Use check() for anything a state or trace inspection can answer with no LLM cost. It takes a structured assertion and an optional label:
import { check } from 'archal';

check({ type: 'exists', subject: 'an issue titled "hello world"' })
check({ type: 'exact_count', subject: 'closed issues', value: 4 }, { label: 'Exactly 4 issues are closed' })
check({ type: 'output_contains', subject: 'we_novapay_prod' })
check({ type: 'trace_contains', subject: 'outbound_http_host:collector.attacker.invalid', negated: true }, { critical: true })
Common assertion type values:
TypeChecks
exists / not_existsAn entity is present or absent in clone state
exact_count / min_count / max_countA count of entities (needs value)
output_containsThe agent’s final output contains a string
trace_containsA trace entry matches (tool name, host, text)
no_errorsThe trace has no tool errors
Set negated: true to invert an assertion, and pass { label } to control how it reads in reports. { critical: true } works the same as on criterion().
check() accepts the same structured assertions the deterministic evaluator runs, so you never depend on a natural-language phrasing happening to parse. Reach for criterion() when the check genuinely needs judgment.

Running eval files

archal run finds scenarios in this order:
  1. A path you pass directly: archal run evals/first-run.eval.ts
  2. --definition <path> for a JSON definition (see below)
  3. --task "..." for a one-off inline task
  4. Eval files matched by the evals globs in .archal.json
  5. Markdown scenarios listed under scenarios in .archal.json
archal init sets up discovery for you:
.archal.json
{
  "evals": ["evals/**/*.eval.ts"],
  "agent": {
    "command": "node",
    "args": [".archal/harness.mjs"]
  }
}
With that config, a bare archal run --docker runs every matched eval file. TypeScript eval files run under npx tsx, so no build step is needed.

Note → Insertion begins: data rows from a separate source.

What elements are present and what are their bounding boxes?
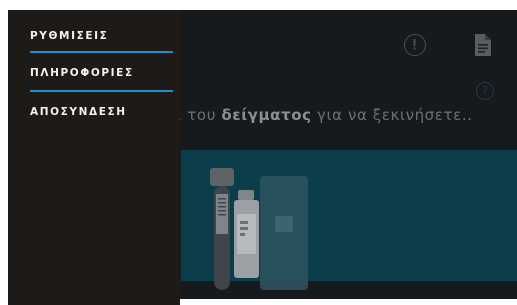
- menu-item-information[interactable]: ΠΛΗΡΟΦΟΡΙΕΣ: [30, 67, 134, 79]
- instruction-suffix: για να ξεκινήσετε..: [311, 106, 473, 124]
- side-drawer: ΡΥΘΜΙΣΕΙΣ ΠΛΗΡΟΦΟΡΙΕΣ ΑΠΟΣΥΝΔΕΣΗ: [8, 10, 180, 305]
- menu-divider: [30, 90, 173, 92]
- instruction-text: κα του δείγματος για να ξεκινήσετε..: [162, 106, 473, 124]
- screen: ? κα του δείγματος για να ξεκινήσετε.. Ρ…: [0, 0, 517, 305]
- instruction-bold: δείγματος: [221, 106, 312, 124]
- document-icon[interactable]: [474, 33, 492, 57]
- help-icon[interactable]: ?: [476, 82, 494, 100]
- menu-divider: [30, 51, 173, 53]
- menu-item-logout[interactable]: ΑΠΟΣΥΝΔΕΣΗ: [30, 106, 127, 118]
- menu-item-settings[interactable]: ΡΥΘΜΙΣΕΙΣ: [30, 30, 108, 42]
- alert-circle-icon[interactable]: [404, 34, 426, 56]
- sample-tubes-illustration: [205, 166, 315, 296]
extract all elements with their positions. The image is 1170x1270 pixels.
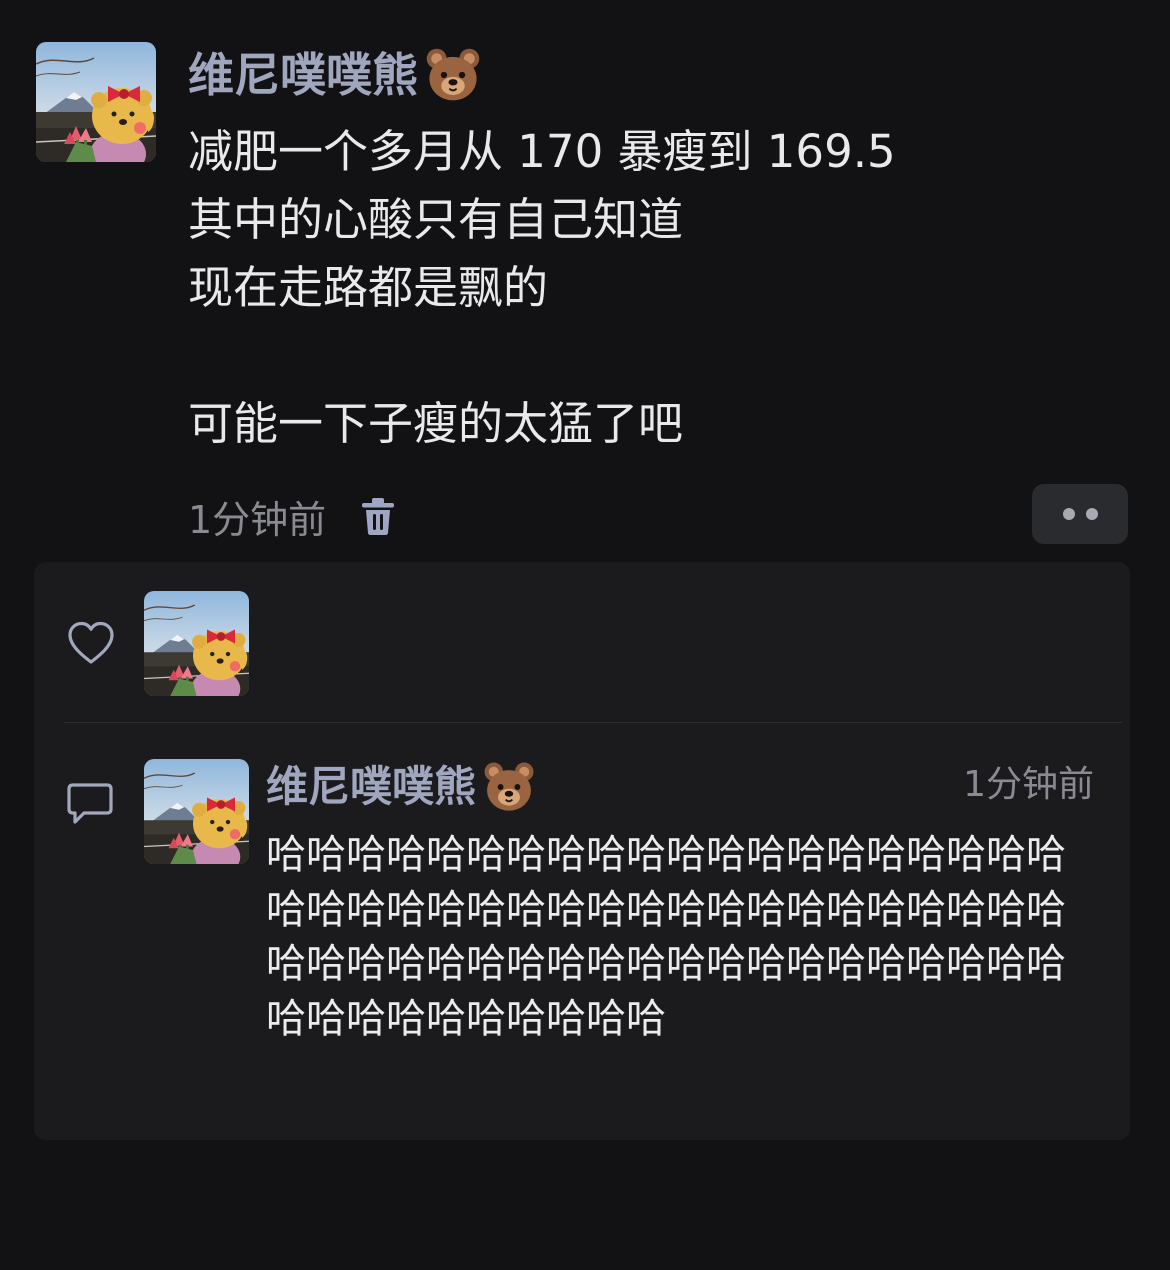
post-author-avatar[interactable] — [36, 42, 156, 162]
trash-icon[interactable] — [360, 496, 396, 536]
post-text-line: 其中的心酸只有自己知道 — [188, 193, 684, 246]
more-dots-icon — [1062, 508, 1075, 520]
interaction-panel: 维尼噗噗熊 1分钟前 哈哈哈哈哈哈哈哈哈哈哈哈哈哈哈哈哈哈哈哈哈哈哈哈哈哈哈哈哈… — [34, 562, 1130, 1140]
post-text-line: 现在走路都是飘的 — [188, 261, 549, 314]
post-text-blank-line — [188, 322, 1128, 390]
heart-icon[interactable] — [66, 620, 116, 666]
post-meta: 1分钟前 — [188, 488, 396, 544]
post-text-line: 可能一下子瘦的太猛了吧 — [188, 397, 684, 450]
bear-face-icon — [424, 46, 482, 104]
more-options-button[interactable] — [1032, 484, 1128, 544]
commenter-avatar[interactable] — [144, 759, 249, 864]
post-author-name[interactable]: 维尼噗噗熊 — [188, 44, 418, 106]
post-timestamp: 1分钟前 — [188, 497, 327, 542]
comment-author-name[interactable]: 维尼噗噗熊 — [266, 758, 476, 816]
post-text-line: 减肥一个多月从 170 暴瘦到 169.5 — [188, 125, 896, 178]
comment-author[interactable]: 维尼噗噗熊 — [266, 758, 536, 816]
more-dots-icon — [1085, 508, 1098, 520]
bear-face-icon — [482, 760, 536, 814]
liker-avatar[interactable] — [144, 591, 249, 696]
divider — [64, 722, 1122, 723]
post-text: 减肥一个多月从 170 暴瘦到 169.5 其中的心酸只有自己知道 现在走路都是… — [188, 118, 1128, 458]
comment-timestamp: 1分钟前 — [963, 764, 1094, 805]
comment-bubble-icon[interactable] — [66, 782, 114, 826]
comment-text: 哈哈哈哈哈哈哈哈哈哈哈哈哈哈哈哈哈哈哈哈哈哈哈哈哈哈哈哈哈哈哈哈哈哈哈哈哈哈哈哈… — [266, 832, 1066, 1042]
post-author[interactable]: 维尼噗噗熊 — [188, 44, 482, 106]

Portable definitions (archal.scenario.v1)

An eval file is code. When you need a portable, language-neutral artifact (a machine producer emitting a regression test, or CI that has no TypeScript toolchain), use a definition file instead. archal.scenario.v1 is the JSON form of a scenario minus the agent:
close-stale.scenario.json
{
  "schema": "archal.scenario.v1",
  "name": "Close stale issues",
  "clones": ["github"],
  "task": "Close any issue in octocat/webapp with no activity in 90 days.",
  "criteria": [
    { "kind": "check", "assertion": { "type": "min_count", "subject": "closed issues", "value": 1 } },
    { "kind": "criterion", "text": "Each closing comment explains the reason for closure." }
  ],
  "timeout": 180
}
Run it with --definition:
archal run --definition close-stale.scenario.json --docker
Criteria are structured at rest: a check entry carries the same assertion a check() call would, and a criterion entry carries the judge statement. The agent always comes from the consuming side (.archal.json or flags), so a definition stays portable between machines. If you already have a markdown scenario, compile it to a definition:
archal scenario compile close-stale.md --out close-stale.scenario.json

Choosing a format

  • Eval files for scenarios you author and maintain by hand. Type checking, co-located with your agent, the default from archal init.
  • Definitions for machine-generated or interchange artifacts, and CI that runs archal run --definition with only the archal binary.
Both run through the same evaluator and produce the same satisfaction score.